Thankfully, Sochi promises to be a different experience. Not only are they now hardened veterans at 24 and 26, with two world championship wins over the last four years, Virtue is now skating pain-free. After a second round of surgery in late 2010 again failed to fix the problem, she turned to a physiotherapist and sports scientist who helped her change the way she skates, and even walks, strengthening her hamstrings and glutes in order to redistribute the stress. “It’s the last thing on my mind when I’m out there on the ice,” she says, “which is such a relief.”

Canadians to watch at the Olympics

And their mindset is now centred on drinking in what will surely be their final Olympics. (The pair, who have a bond as close as any siblings, have been skating together for 17 years.) “My dreams came true in Vancouver,” says Moir. “But reflecting on that has made me think that what I really enjoyed most was the process: the training and working together and creating these programs, which are a piece of us, kind of like a child.”

This season, the pair have debuted two entirely new routines.

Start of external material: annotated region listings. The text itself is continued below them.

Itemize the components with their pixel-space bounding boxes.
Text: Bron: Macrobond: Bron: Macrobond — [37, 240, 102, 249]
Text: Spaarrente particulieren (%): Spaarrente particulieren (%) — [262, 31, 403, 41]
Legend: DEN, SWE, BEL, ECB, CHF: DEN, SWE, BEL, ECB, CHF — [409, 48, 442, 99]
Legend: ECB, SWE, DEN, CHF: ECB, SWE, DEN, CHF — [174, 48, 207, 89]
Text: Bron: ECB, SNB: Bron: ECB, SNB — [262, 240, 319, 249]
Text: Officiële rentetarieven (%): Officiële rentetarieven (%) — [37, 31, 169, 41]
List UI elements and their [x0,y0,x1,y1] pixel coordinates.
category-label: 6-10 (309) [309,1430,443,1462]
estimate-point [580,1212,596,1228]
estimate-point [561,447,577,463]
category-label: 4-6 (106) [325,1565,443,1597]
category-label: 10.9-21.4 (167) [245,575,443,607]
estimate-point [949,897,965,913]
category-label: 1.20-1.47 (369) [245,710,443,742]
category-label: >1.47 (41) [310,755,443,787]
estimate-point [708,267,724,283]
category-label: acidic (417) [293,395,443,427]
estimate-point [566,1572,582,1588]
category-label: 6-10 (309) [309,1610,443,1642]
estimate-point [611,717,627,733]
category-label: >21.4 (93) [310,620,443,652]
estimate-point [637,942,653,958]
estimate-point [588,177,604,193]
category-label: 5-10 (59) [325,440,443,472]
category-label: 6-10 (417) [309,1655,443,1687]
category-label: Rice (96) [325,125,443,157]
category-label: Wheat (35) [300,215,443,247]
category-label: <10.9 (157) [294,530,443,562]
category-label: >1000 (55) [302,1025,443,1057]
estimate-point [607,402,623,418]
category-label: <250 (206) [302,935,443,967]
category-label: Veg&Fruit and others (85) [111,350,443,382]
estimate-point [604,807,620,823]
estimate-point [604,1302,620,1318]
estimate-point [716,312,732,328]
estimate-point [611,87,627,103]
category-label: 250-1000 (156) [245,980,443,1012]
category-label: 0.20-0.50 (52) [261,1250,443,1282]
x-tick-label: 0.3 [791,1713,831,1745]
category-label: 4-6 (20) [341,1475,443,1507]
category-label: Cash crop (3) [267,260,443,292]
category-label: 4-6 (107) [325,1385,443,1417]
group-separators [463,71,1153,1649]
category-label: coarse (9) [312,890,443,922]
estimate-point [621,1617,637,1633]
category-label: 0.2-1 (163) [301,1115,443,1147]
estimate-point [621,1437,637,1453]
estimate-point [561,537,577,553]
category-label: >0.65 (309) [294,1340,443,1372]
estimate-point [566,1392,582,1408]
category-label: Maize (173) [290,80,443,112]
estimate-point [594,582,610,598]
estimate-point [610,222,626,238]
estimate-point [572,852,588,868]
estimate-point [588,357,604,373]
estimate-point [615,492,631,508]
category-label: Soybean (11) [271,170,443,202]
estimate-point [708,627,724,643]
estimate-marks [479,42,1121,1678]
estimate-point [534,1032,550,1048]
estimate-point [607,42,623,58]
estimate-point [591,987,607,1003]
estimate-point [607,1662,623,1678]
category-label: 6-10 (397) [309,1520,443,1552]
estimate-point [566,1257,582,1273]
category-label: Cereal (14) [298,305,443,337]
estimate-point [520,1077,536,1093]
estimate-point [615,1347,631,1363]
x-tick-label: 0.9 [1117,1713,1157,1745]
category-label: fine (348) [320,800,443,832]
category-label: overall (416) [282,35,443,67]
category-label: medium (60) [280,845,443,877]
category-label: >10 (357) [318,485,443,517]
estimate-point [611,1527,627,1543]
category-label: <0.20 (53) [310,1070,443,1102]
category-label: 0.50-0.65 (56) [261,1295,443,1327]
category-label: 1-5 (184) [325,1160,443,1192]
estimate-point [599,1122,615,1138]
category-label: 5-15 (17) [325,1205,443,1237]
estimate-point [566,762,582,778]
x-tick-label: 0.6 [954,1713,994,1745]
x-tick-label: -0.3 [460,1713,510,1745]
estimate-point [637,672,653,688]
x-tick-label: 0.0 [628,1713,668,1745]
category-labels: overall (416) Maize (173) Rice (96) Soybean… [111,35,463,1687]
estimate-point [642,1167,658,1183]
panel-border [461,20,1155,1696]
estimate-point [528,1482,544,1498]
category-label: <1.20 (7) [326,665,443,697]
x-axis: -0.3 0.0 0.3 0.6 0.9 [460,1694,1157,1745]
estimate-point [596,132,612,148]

A medley of Louis Armstrong’s Dream a Little Dream and Ella Fitzgerald’s version of Cheek to Cheek for the short program. And a free dance to instrumental works by two Russian composers—The Seasons by Alexander Glazunov and Alexander Scriabin’s Piano Concerto in F-sharp Minor—is clearly designed to soften up the Sochi crowd. And they appear to be in top form, winning their season opener in Finland, then taking gold at Grand Prix events in Canada and France.

A second-place finish at the World Championships in London, Ont., last spring stung—it’s Virtue’s hometown, and Moir is from Ilderton, a burg of 2,000 just outside of the city. “We weren’t happy,” says Moir. “We wanted to be World Champions before going to the Olympics.” But losing to their friends and training partners, the U.S. pair Meryl Davis and Charlie White, has stoked an already great rivalry. (Davis and White came second in Vancouver and the two teams have evenly split the four Worlds since.) “Right now, I just want that gold medal in Sochi,” says Moir. “Everything in my life is about that.”

The 2014 Games also offer Virtue and Moir a chance at two trips to the podium, with the Olympic debut of the team skating event, where Canada’s best man, woman, pair and ice-dance team will shoot for the best combined score. The drawback is that it means having to be in competition mode for virtually the entire two weeks.

Virtue is also determined to make these Games count. “We’re so focused and hungry for gold again. That’s what gets us up in the morning.” But this time, she’s also vowing to actually enjoy the Olympics. “At some point, we’re going to have to flick the switch,” she says, “to take the pressure off ourselves and bring it in and skate for different reasons— not because there’s a medal on the line, but because we deserve to enjoy the moment. We’ve worked hard for it.”

There’s no debate. After all they’ve given Canadians, Virtue and Moir are due some happy memories of their own.